One important principle in practical chemistry is understanding laboratory techniques. This involves learning how to properly use equipment, conduct experiments safely and accurately, and analyse the results.  A specific example of a practical principle is titration, which is a technique used to determine the concentration of an unknown solution.

6. What is the structure of the amino acids for JEE?

For the JEE exam, you'll want to focus on the general structure of amino acids, which includes a central carbon atom bonded to an amino group (NH2), a carboxyl group (COOH), a hydrogen atom, and a side chain (R group) that varies for each amino acid.  This structure can be represented by a Fischer projection or a chemical formula.

7. Which part of chemistry is easy?

Easiness in chemistry can vary depending on the individual, but some students find that general chemistry concepts like balancing equations or understanding the periodic table are more straightforward.

However, "easy" is a relative term. Chemistry builds on itself, so a strong foundation is important for later topics.

8. Is organic chemistry very easy?

Organic chemistry tends to be considered a more challenging branch of chemistry. It deals with the structure, properties, and reactions of carbon-based molecules. These molecules can be more complex and require a good understanding of bonding, functional groups, and reaction mechanisms.

9. Who is the father of practical chemistry?

There isn't a single person credited as the "father" of practical chemistry, as the field has developed over time through the contributions of many scientists. However, some important figures in the history of practical chemistry include Robert Boyle, considered a pioneer of modern chemistry, and Carl Wilhelm Scheele, who discovered many new elements and compounds.

10. What is the fastest way to learn organic chemistry?
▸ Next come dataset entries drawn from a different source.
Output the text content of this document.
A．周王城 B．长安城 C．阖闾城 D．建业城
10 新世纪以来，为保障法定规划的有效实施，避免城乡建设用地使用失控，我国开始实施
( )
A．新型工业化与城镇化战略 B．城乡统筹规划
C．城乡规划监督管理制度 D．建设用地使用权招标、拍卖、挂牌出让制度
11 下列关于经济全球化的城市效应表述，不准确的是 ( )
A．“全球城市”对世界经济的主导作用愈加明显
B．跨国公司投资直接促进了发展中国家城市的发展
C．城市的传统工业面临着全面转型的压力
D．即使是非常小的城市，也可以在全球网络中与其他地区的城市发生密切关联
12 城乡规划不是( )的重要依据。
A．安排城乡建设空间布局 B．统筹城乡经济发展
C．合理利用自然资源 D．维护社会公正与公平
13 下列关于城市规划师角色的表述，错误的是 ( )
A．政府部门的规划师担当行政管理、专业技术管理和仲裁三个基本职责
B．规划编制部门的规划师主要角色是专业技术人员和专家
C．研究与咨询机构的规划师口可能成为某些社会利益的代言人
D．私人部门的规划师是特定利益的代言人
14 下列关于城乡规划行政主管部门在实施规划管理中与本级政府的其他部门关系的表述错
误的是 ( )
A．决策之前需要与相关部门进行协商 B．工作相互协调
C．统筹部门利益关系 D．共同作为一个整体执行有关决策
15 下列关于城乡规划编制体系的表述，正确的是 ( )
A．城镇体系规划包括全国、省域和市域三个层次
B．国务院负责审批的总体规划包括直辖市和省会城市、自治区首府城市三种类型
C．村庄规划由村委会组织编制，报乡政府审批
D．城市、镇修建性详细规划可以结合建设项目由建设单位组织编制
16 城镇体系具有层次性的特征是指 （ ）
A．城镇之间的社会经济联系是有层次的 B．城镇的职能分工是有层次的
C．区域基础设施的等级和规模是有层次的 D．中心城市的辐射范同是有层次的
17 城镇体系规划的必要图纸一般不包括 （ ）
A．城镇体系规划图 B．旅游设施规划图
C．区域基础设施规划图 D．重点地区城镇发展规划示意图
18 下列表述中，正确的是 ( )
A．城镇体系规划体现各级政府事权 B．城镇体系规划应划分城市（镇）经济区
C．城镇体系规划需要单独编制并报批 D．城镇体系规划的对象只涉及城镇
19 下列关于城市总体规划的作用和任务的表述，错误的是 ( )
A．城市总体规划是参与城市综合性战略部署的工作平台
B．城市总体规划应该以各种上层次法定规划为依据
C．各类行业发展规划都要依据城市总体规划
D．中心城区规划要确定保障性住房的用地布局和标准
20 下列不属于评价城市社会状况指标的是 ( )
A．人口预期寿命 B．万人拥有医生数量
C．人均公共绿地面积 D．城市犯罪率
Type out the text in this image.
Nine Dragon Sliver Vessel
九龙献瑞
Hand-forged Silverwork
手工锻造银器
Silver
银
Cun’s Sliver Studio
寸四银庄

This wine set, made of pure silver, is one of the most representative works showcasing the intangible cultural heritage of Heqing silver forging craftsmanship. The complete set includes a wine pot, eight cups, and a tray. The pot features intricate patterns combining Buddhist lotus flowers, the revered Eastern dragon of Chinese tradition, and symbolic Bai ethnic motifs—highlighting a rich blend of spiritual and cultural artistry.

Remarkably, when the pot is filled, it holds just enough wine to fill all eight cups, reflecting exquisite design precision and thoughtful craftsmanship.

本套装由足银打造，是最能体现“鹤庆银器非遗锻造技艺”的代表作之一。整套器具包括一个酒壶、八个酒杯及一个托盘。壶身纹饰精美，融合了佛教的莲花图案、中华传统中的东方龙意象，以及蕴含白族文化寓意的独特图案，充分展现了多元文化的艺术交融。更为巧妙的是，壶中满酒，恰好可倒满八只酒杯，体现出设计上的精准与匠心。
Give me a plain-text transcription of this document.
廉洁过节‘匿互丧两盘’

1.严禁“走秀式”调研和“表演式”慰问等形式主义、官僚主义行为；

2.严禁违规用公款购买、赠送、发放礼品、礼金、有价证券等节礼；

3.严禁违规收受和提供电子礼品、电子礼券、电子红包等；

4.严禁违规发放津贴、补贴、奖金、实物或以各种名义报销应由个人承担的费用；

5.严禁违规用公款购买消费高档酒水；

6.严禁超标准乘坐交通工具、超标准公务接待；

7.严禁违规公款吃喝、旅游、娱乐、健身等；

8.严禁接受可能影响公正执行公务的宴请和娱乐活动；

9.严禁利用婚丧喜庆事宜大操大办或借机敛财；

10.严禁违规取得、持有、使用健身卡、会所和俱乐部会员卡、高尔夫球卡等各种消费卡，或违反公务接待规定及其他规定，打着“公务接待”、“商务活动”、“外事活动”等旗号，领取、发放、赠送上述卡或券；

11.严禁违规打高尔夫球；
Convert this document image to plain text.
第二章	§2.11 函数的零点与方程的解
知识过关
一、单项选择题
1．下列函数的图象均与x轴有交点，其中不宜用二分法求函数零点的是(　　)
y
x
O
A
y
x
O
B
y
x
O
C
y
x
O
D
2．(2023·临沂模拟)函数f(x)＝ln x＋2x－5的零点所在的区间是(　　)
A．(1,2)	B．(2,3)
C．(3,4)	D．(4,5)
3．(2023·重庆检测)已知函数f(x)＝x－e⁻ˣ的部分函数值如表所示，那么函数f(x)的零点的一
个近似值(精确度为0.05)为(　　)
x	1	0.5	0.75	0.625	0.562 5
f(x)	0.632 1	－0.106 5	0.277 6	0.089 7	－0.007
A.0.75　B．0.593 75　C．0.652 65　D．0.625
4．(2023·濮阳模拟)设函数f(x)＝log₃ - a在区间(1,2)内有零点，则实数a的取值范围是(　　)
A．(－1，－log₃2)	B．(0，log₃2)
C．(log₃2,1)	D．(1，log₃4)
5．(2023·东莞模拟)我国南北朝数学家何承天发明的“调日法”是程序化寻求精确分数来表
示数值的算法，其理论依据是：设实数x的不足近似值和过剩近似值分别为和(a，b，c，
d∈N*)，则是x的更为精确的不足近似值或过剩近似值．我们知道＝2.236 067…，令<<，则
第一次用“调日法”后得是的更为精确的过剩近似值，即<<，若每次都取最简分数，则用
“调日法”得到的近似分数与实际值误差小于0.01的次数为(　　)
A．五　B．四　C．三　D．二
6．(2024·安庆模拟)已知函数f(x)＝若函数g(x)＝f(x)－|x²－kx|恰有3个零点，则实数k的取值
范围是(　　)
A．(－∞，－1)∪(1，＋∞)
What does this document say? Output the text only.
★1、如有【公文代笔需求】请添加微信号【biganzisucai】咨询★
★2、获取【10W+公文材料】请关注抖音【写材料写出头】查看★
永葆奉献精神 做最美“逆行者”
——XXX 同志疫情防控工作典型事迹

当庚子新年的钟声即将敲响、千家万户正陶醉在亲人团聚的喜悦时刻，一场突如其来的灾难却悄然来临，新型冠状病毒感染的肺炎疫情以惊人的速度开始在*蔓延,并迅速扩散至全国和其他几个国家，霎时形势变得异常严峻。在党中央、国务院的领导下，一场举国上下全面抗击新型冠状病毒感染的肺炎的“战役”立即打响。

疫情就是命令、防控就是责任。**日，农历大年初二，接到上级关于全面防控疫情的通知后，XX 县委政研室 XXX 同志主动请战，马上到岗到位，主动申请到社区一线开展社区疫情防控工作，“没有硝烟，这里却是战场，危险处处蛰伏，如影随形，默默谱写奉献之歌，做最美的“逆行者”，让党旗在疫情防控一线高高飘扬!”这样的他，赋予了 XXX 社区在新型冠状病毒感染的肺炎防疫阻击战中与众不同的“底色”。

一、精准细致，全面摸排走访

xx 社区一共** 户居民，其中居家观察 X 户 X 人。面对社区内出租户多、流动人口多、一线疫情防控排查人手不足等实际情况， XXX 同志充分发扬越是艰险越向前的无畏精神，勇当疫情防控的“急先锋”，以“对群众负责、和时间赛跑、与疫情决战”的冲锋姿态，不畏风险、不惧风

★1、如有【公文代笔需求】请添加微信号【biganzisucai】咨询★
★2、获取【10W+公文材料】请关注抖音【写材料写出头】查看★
There is not any quick way to learn organic chemistry, but some strategies can help you learn faster and retain information better. These include:

  • Actively engaging with the material: Don't just passively read the textbook. Draw structures, practice problems, and explain concepts to yourself or others.

  • Focusing on understanding, not memorization: Organic chemistry is about understanding the underlying principles that govern how molecules react. Memorizing facts without understanding won't get you far.

  • Using practice problems and resources: There are many practice problems and resources available online and in textbooks. Utilize these to solidify your understanding.

  • Seeking help when needed: Don't be afraid to ask your teacher or classmates for help if you're struggling with a concept.